Tanjore Reena R, Rangaraju Advithi, Kerkar P G, Calambur Narsimhan, Nallari Pratibha
Department of Genetics, Osmania University, Jamai Osmania PO, Hyderabad, Andhra Pradesh, India.
Can J Cardiol. 2008 Feb;24(2):127-30. doi: 10.1016/s0828-282x(08)70568-3.
Hypertrophic cardiomyopathy (HCM) is a complex cardiac muscular disorder, inherited as an autosomal dominant disease with variable penetrance. Cardiac myosin-binding protein C (MyBPC) is the predominant myosin-binding protein isoform in the heart muscle. One hundred forty-seven mutations have been detected in MYBPC3, accounting for 15% of all HCM cases.
To screen exons 16, 18, 19, 22, 24, 28, 30, 31 and 34 in the MYBPC3 gene in Indian HCM patients.
Sixty control and 95 HCM samples were collected from cardiology units of the CARE Hospital (Nampally, Banjara Hills, Secunderabad, India) for genomic DNA isolation followed by polymerase chain reaction and single-stranded conformational polymorphism analysis.
Screening of the exons revealed two variations - one novel frame shift mutation in exon 19 at the nucleotide position 11577-11578 and one novel single nucleotide polymorphism (SNP) in codon 1093 of exon 31, coding for glycine with a C>T transition (GGC/GGT), in addition to the seven known SNPs mainly in the intronic region and one known missense mutation D770N in this population.

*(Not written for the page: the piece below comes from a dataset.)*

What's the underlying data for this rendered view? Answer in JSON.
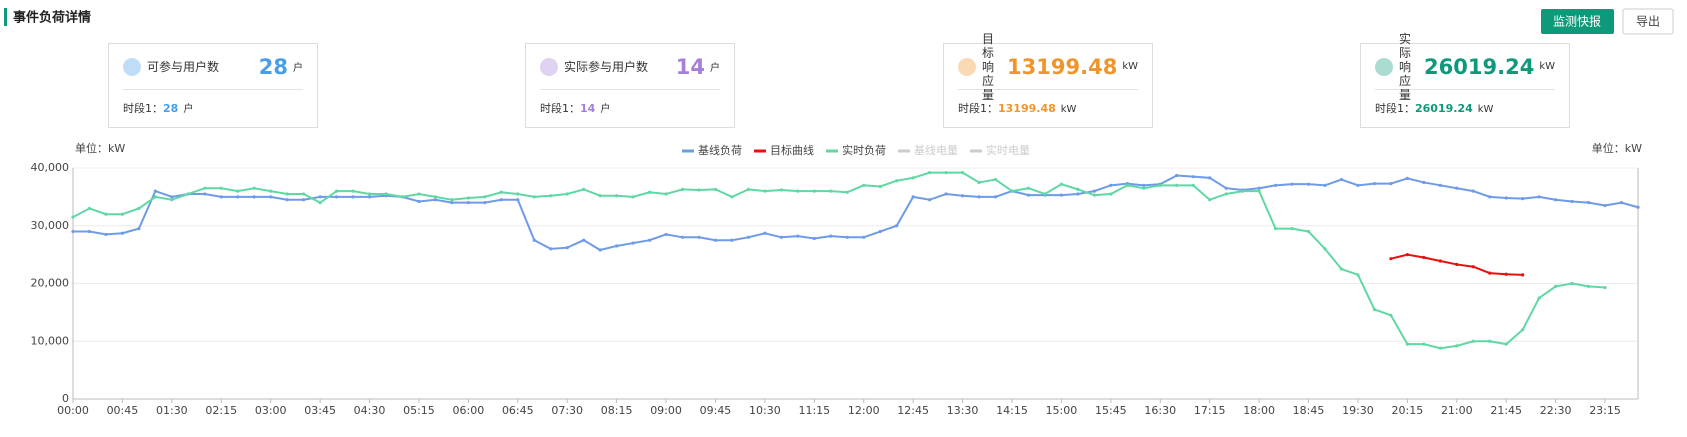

The novel frame shift mutation identified in exon 19, D570fs, with the insertion of an adenine residue in codon 570 coding for aspartate, results in a premature termination codon that produces a truncated protein lacking myosin- and titin-binding sites, explaining the role of the nonsense-mediated decay pathway. A novel SNP identified in codon 1093 of exon 31 was found to be a synonymous codon, which may have a regulatory effect at the translational level, attributing to affinity differences between codon-anticodon interactions. The screening of this gene may be relevant in the Indian context.
肥厚型心肌病(HCM)是一种复杂的心肌疾病,以常染色体显性方式遗传,具有可变的外显率。心肌肌球蛋白结合蛋白C(MyBPC)是心肌中主要的肌球蛋白结合蛋白亚型。在MYBPC3基因中已检测到147种突变,占所有HCM病例的15%。
筛查印度HCM患者MYBPC3基因的第16、18、19、22、24、28、30、31和34外显子。
从印度海得拉巴班加拉山楠帕利CARE医院的心脏病科收集60份对照样本和95份HCM样本,用于基因组DNA提取,随后进行聚合酶链反应和单链构象多态性分析。
外显子筛查发现两个变异——一个是第19外显子中核苷酸位置11577 - 11578处的新的移码突变,另一个是第31外显子密码子1093处的新的单核苷酸多态性(SNP),编码甘氨酸时发生C>T转换(GGC/GGT),此外在该人群中还发现了7个主要在内含子区域的已知SNP和1个已知的错义突变D770N。
在第19外显子中鉴定出的新的移码突变D570fs,在编码天冬氨酸的密码子570处插入了一个腺嘌呤残基,导致产生一个过早的终止密码子,从而产生一种缺乏肌球蛋白和肌联蛋白结合位点的截短蛋白,这解释了无义介导的衰变途径的作用。在第31外显子密码子1093处鉴定出的一个新SNP被发现是一个同义密码子,它可能在翻译水平上具有调节作用,这归因于密码子 - 反密码子相互作用之间的亲和力差异。在印度背景下,对该基因的筛查可能具有相关性。